Analysis: This question tests a deep understanding of the core of SKB design. The cloning mechanism is one of the keys to the high performance of the Linux network stack, embodying the typical Linux design philosophy of "reference counting + shared data."
Key Takeaways
sk_buff is the core data structure for handling packets in the Linux network stack. The essence of its design lies in using pointer operations (skb_push, skb_pull, skb_reserve) rather than data copies to achieve passing between protocol layers. The four pointers head, data, tail, and end define a dynamic linear data area, while the protocol field acts as the "baton" passed between layers, telling the next layer which type of protocol header to treat the data pointer as.

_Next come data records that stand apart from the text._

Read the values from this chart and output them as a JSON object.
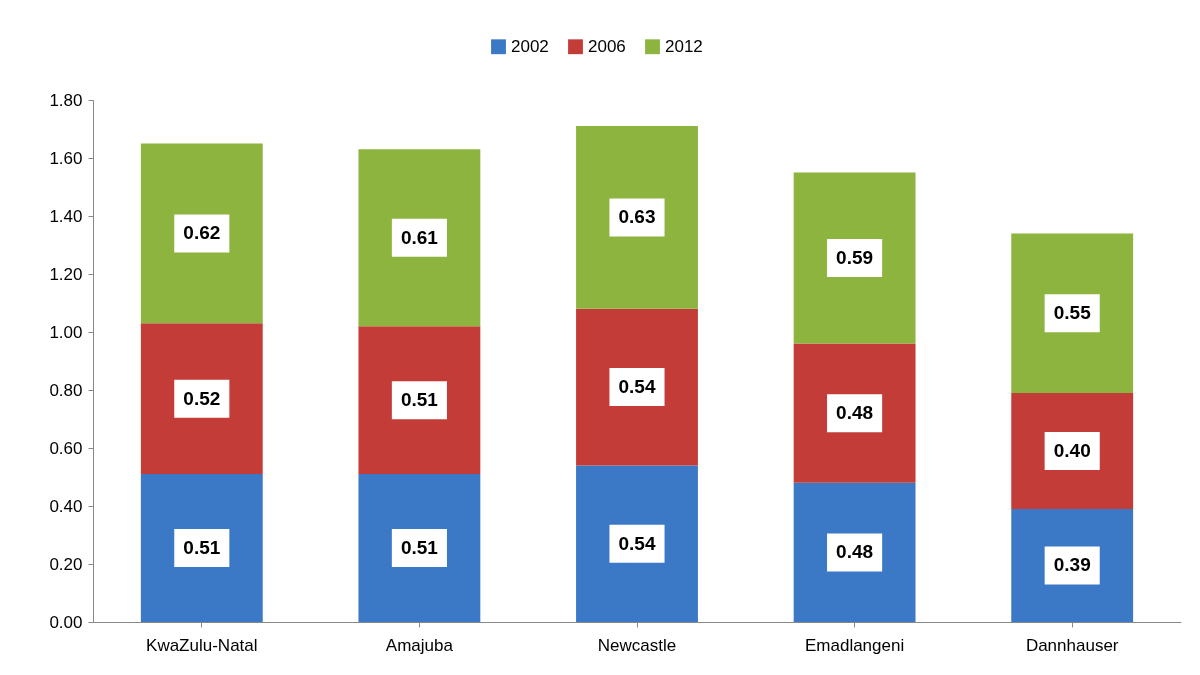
{
  "chart_data": {
    "type": "bar",
    "stacked": true,
    "legend": "top",
    "grid": false,
    "categories": [
      "KwaZulu-Natal",
      "Amajuba",
      "Newcastle",
      "Emadlangeni",
      "Dannhauser"
    ],
    "series": [
      {
        "name": "2002",
        "color": "#3b78c6",
        "values": [
          0.51,
          0.51,
          0.54,
          0.48,
          0.39
        ],
        "value_labels": [
          "0.51",
          "0.51",
          "0.54",
          "0.48",
          "0.39"
        ]
      },
      {
        "name": "2006",
        "color": "#c43c38",
        "values": [
          0.52,
          0.51,
          0.54,
          0.48,
          0.4
        ],
        "value_labels": [
          "0.52",
          "0.51",
          "0.54",
          "0.48",
          "0.40"
        ]
      },
      {
        "name": "2012",
        "color": "#8cb43e",
        "values": [
          0.62,
          0.61,
          0.63,
          0.59,
          0.55
        ],
        "value_labels": [
          "0.62",
          "0.61",
          "0.63",
          "0.59",
          "0.55"
        ]
      }
    ],
    "ylim": [
      0,
      1.8
    ],
    "yticks": [
      {
        "value": 0,
        "label": "0.00"
      },
      {
        "value": 0.2,
        "label": "0.20"
      },
      {
        "value": 0.4,
        "label": "0.40"
      },
      {
        "value": 0.6,
        "label": "0.60"
      },
      {
        "value": 0.8,
        "label": "0.80"
      },
      {
        "value": 1,
        "label": "1.00"
      },
      {
        "value": 1.2,
        "label": "1.20"
      },
      {
        "value": 1.4,
        "label": "1.40"
      },
      {
        "value": 1.6,
        "label": "1.60"
      },
      {
        "value": 1.8,
        "label": "1.80"
      }
    ]
  }
}
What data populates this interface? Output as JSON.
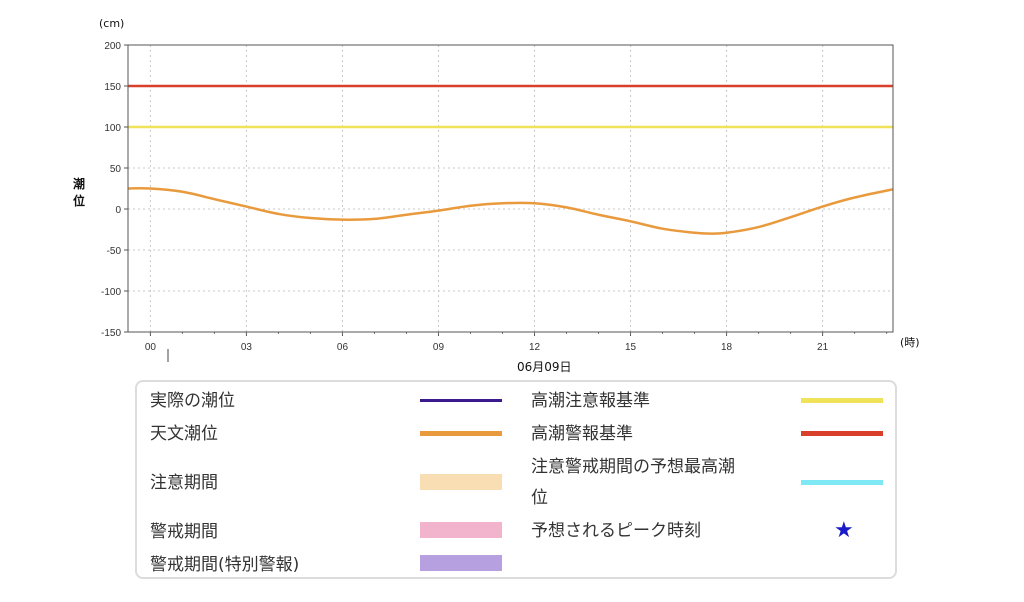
{
  "chart_data": {
    "type": "line",
    "ylabel": "潮位",
    "yunit": "(cm)",
    "xunit": "(時)",
    "date_label": "06月09日",
    "ylim": [
      -150,
      200
    ],
    "yticks": [
      200,
      150,
      100,
      50,
      0,
      -50,
      -100,
      -150
    ],
    "xlim": [
      -0.7,
      23.2
    ],
    "xticks": [
      "00",
      "03",
      "06",
      "09",
      "12",
      "15",
      "18",
      "21"
    ],
    "reference_lines": [
      {
        "name": "高潮警報基準",
        "value": 150,
        "color": "#d9402b"
      },
      {
        "name": "高潮注意報基準",
        "value": 100,
        "color": "#f0e35a"
      }
    ],
    "series": [
      {
        "name": "天文潮位",
        "color": "#e89a3c",
        "x": [
          -0.7,
          0,
          1,
          2,
          3,
          4,
          5,
          6,
          7,
          8,
          9,
          10,
          11,
          12,
          13,
          14,
          15,
          16,
          17,
          17.5,
          18,
          19,
          20,
          21,
          22,
          23.2
        ],
        "y": [
          25,
          25,
          21,
          12,
          3,
          -6,
          -11,
          -13,
          -12,
          -7,
          -2,
          4,
          7,
          7,
          2,
          -7,
          -15,
          -24,
          -29,
          -30,
          -29,
          -22,
          -10,
          3,
          14,
          24
        ]
      }
    ]
  },
  "legend": {
    "left": [
      {
        "label": "実際の潮位",
        "color": "#3a1a8c",
        "kind": "line"
      },
      {
        "label": "天文潮位",
        "color": "#e89a3c",
        "kind": "line"
      },
      {
        "label": "注意期間",
        "color": "#f9deb3",
        "kind": "block"
      },
      {
        "label": "警戒期間",
        "color": "#f2b3cc",
        "kind": "block"
      },
      {
        "label": "警戒期間(特別警報)",
        "color": "#b7a0df",
        "kind": "block"
      }
    ],
    "right": [
      {
        "label": "高潮注意報基準",
        "color": "#f0e35a",
        "kind": "line"
      },
      {
        "label": "高潮警報基準",
        "color": "#d9402b",
        "kind": "line"
      },
      {
        "label": "注意警戒期間の予想最高潮",
        "label2": "位",
        "color": "#7ee8f5",
        "kind": "line"
      },
      {
        "label": "予想されるピーク時刻",
        "color": "#1a1ac8",
        "kind": "star",
        "icon": "star-icon"
      }
    ]
  }
}
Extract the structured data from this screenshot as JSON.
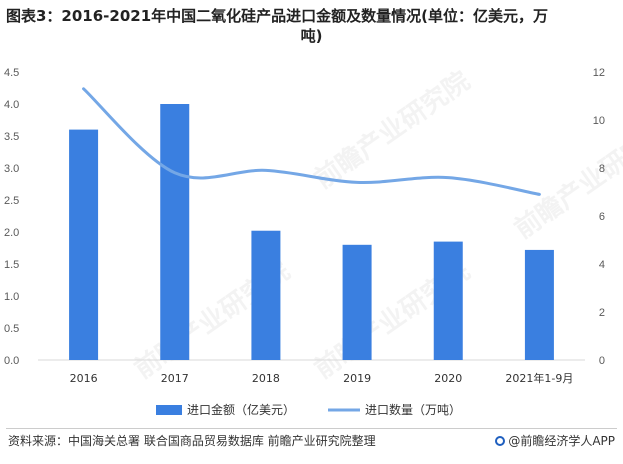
{
  "title": {
    "line1": "图表3：2016-2021年中国二氧化硅产品进口金额及数量情况(单位：亿美元，万",
    "line2": "吨)"
  },
  "chart_data": {
    "type": "bar",
    "categories": [
      "2016",
      "2017",
      "2018",
      "2019",
      "2020",
      "2021年1-9月"
    ],
    "series": [
      {
        "name": "进口金额（亿美元）",
        "type": "bar",
        "axis": "left",
        "color": "#3a7fe0",
        "values": [
          3.6,
          4.0,
          2.02,
          1.8,
          1.85,
          1.72
        ]
      },
      {
        "name": "进口数量（万吨）",
        "type": "line",
        "axis": "right",
        "color": "#74a7e6",
        "values": [
          11.3,
          7.8,
          7.9,
          7.4,
          7.6,
          6.9
        ]
      }
    ],
    "y_left": {
      "min": 0,
      "max": 4.5,
      "ticks": [
        "0.0",
        "0.5",
        "1.0",
        "1.5",
        "2.0",
        "2.5",
        "3.0",
        "3.5",
        "4.0",
        "4.5"
      ]
    },
    "y_right": {
      "min": 0,
      "max": 12,
      "ticks": [
        "0",
        "2",
        "4",
        "6",
        "8",
        "10",
        "12"
      ]
    },
    "grid": false,
    "legend_position": "bottom"
  },
  "footer": {
    "source": "资料来源：中国海关总署 联合国商品贸易数据库 前瞻产业研究院整理",
    "brand": "@前瞻经济学人APP"
  },
  "watermark": {
    "text": "前瞻产业研究院"
  }
}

Headroom (reserved head space) is key to SKB performance optimization. Once the reserved space is insufficient, the kernel must perform an expensive data copy (pskb_expand_head), involving new memory allocation and full data migration. This is a trap that must be avoided at all costs in high-performance network processing. The correct reservation strategy (usually calling skb_reserve at allocation time) is a fundamental skill for driver developers.
The net_device structure, as the abstraction of a network interface, has its core in the net_device_ops function set, which defines the specific behaviors for the kernel to control the hardware (such as start, stop, send). Through hardware feature offloading (like NETIF_F_IP_CSUM, TSO, GRO), the kernel can offload heavy computational tasks (checksums, fragmentation, reassembly) to the NIC hardware, thereby freeing up CPU compute power.
The cloning mechanism is the solution for multiple paths sharing the same packet. When only metadata needs to be modified (like Netfilter changing the route), the kernel uses skb_clone() to copy only the sk_buff structure, shares the underlying data buffer, and sets the cloned flag while incrementing the users reference count. Only when a write operation occurs does the kernel trigger an actual data copy, i.e., "copy-on-write."
RDMA technology achieves zero-copy network transmission by bypassing the remote CPU. It relies on Protection Domains (PDs) to delineate security boundaries, Memory Regions (MRs) to complete memory registration (pinning virtual addresses and translating them to physical addresses for NIC access), and uses Local/Remote Keys (LKey/RKey) as access credentials, ensuring that only authorized operations can read and write memory. This is a paradigm of balancing high performance with security.